Depuis, leur maison a été bombardée par le régime, leurs deux voitures et leurs revenus confortables ne sont plus que des souvenirs. En 2014, les deux médecins ont finalement émigré en Allemagne avec leurs 5 enfants. Arrivée avec un visa de tourisme, la famille a séjourné quelques semaines dans un centre de réfugiés avant d’être relogée à Nienburg, à une cinquantaine de kilomètres de Hanovre. « La première année fut très dure, nous ne parlions pas un mot d’allemand », expliquent-ils dans un allemand désormais fort correct : avec le soutien de l’Ordre des médecins de Basse-Saxe, ils ont suivi des cours de langue intensifs pendant deux ans, tout en se formant à la découverte de l’organisation fort complexe du système de santé allemand. Leurs efforts commencent à porter leurs fruits : dans quelques semaines, estime l’Ordre, Mme Harmoush pourra présenter son examen de langue, ce qui lui permettra ensuite d’obtenir une autorisation d’exercice temporaire… avec un statut comparable à celui d’un interne en stage de médecine générale.

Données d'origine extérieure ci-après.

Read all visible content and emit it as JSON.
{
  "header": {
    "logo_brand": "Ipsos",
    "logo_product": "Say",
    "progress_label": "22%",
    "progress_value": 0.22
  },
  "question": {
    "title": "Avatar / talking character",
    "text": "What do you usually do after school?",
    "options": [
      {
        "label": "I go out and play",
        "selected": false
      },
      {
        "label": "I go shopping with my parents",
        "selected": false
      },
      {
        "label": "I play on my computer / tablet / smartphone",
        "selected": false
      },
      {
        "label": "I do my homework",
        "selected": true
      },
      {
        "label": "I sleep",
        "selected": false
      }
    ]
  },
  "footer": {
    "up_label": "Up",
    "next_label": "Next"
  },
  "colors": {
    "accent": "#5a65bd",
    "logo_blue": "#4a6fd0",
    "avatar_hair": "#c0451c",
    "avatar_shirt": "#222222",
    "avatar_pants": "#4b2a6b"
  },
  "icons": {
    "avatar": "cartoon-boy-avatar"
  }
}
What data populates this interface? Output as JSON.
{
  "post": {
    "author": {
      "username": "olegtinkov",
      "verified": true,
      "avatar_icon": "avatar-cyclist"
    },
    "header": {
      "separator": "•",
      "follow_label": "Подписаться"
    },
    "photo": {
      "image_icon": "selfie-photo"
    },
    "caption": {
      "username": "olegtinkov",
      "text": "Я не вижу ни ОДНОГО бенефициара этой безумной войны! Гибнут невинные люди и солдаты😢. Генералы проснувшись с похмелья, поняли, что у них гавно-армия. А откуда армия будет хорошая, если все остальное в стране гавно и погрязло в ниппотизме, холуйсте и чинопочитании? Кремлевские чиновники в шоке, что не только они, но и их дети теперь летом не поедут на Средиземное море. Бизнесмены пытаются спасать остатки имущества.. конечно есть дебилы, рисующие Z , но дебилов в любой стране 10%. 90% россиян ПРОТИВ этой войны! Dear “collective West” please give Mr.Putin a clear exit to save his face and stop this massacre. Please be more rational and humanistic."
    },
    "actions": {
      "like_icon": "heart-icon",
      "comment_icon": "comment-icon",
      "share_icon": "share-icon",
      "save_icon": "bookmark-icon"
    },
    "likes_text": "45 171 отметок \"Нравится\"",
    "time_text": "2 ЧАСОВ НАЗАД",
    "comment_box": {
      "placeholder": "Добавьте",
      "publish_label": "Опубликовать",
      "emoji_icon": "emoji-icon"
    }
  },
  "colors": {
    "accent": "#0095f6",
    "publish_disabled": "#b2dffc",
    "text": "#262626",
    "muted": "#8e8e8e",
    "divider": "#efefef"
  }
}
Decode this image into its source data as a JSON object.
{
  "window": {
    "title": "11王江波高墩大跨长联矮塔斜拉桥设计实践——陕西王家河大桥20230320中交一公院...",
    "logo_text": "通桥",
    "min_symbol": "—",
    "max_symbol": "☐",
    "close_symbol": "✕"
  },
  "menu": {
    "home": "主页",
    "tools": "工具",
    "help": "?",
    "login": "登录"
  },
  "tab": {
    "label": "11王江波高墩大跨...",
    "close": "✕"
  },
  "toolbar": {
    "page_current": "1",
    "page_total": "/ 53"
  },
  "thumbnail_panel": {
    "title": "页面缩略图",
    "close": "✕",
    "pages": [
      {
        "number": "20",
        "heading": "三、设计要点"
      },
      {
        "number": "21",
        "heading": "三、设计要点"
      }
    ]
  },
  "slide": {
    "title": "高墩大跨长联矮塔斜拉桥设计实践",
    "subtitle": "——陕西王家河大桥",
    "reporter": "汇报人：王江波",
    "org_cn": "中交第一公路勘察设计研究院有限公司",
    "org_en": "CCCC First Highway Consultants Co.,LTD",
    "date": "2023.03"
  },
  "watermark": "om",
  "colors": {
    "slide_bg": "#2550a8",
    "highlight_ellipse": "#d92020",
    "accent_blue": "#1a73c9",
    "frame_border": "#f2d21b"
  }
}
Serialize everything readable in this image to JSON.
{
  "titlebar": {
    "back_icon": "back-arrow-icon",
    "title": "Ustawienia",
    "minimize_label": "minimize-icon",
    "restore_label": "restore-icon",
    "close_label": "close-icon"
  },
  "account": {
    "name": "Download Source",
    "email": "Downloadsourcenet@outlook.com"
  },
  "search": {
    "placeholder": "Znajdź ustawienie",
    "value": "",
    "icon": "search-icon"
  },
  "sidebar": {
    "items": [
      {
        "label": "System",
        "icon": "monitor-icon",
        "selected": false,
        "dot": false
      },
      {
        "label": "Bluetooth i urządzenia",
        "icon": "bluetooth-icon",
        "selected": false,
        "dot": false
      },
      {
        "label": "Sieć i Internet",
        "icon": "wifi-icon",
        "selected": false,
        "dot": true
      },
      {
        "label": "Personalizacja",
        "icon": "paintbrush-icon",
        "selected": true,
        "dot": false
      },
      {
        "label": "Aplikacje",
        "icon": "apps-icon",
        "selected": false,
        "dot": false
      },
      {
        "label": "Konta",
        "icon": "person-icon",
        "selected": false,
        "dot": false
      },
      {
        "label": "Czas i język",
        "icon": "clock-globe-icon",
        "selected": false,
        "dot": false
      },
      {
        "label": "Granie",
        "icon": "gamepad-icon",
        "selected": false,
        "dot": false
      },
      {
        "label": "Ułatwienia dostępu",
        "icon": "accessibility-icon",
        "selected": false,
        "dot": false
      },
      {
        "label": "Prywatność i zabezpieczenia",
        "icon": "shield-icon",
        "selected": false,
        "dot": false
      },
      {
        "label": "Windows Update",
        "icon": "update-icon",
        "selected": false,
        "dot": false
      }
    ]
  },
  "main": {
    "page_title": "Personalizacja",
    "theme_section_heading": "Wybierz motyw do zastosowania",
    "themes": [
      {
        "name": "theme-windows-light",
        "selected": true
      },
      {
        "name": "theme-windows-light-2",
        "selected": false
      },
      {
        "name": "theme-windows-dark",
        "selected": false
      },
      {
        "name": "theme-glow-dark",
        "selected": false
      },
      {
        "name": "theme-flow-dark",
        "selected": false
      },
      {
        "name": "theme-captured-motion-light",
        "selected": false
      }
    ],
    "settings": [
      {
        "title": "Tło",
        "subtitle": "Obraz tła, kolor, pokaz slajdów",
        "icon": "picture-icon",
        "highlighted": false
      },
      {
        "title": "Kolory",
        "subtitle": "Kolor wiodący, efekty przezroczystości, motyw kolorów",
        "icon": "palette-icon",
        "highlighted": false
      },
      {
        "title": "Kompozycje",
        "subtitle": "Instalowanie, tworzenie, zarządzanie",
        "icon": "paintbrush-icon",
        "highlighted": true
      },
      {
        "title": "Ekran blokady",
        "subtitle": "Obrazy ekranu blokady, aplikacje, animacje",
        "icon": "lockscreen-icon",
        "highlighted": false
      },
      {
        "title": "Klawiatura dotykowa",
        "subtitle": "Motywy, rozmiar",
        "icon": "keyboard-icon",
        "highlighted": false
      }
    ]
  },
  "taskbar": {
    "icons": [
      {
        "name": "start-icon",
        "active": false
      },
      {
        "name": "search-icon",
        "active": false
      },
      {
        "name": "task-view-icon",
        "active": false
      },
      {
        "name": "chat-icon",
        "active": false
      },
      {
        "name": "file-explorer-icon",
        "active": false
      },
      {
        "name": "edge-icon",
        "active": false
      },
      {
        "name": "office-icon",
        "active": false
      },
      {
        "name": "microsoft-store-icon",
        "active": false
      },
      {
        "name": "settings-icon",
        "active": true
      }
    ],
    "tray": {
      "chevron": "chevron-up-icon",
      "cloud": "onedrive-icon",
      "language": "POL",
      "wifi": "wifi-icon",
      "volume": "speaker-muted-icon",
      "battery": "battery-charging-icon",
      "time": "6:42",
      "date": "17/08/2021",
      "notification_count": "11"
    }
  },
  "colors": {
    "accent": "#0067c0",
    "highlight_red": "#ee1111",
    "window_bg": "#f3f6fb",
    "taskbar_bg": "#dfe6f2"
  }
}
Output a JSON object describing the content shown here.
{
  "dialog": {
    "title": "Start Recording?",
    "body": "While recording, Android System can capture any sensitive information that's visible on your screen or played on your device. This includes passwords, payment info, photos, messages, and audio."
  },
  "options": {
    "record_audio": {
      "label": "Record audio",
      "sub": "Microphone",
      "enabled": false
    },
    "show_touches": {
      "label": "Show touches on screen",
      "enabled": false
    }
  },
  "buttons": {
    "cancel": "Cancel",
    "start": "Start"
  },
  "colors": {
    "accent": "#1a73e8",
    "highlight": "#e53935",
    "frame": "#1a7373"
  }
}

Si elle veut exercer totalement la médecine, elle devra par contre obtenir son approbation, une autorisation qui inclut de nombreuses épreuves médicales pratiques… le tout bien évidemment dans un allemand de très bon niveau. Son époux, lui, doit encore améliorer sa formation linguistique avant de pouvoir passer l’examen. Depuis leur arrivée, les deux médecins n’ont quasiment pas vu de malades, hormis lors de leurs stages d’ « hospitants » menés dans un hôpital de Hanovre : comme des étudiants, ils ont uniquement le droit de suivre les visites, sans toucher au moindre patient ni, bien entendu, au moindre instrument ou médicament.

Un couple exemplaire

Le dossier du Dr Harmoush a d’autant plus de chances d’avancer rapidement qu’elle peut se prévaloir d’une future place de « stage » chez une généraliste de Nienburg, avec laquelle elle pourra éventuellement, plus tard, s’associer à part entière. La motivation du couple est particulièrement appréciée par l’Ordre régional qui les décrit comme « exemplaires », d’autant qu’ ils sont prêts à rester dans une petite ville. En attendant, la vie n’est pas toujours rose pour les deux médecins, qui se félicitent par contre de voir les succès scolaires de leurs enfants, qui parlent déjà l’allemand aussi naturellement que les autres élèves de leurs classes.

Comme l’admet le Dr Mekdad, « c’est parfois très déprimant de rester sans faire pendant des mois » même s’il s’intègre bien dans la vie locale. Au-delà de la seule médecine, ajoute son épouse, la famille a trouvé ici des gens ouverts et une meilleure qualité de vie. « Surtout, nous pouvons parler et exprimer nos pensées, ce qui était impossible en Syrie, et nous n’avons pas besoin d’avoir peur chaque fois que nous croisons un policier », conclut-elle.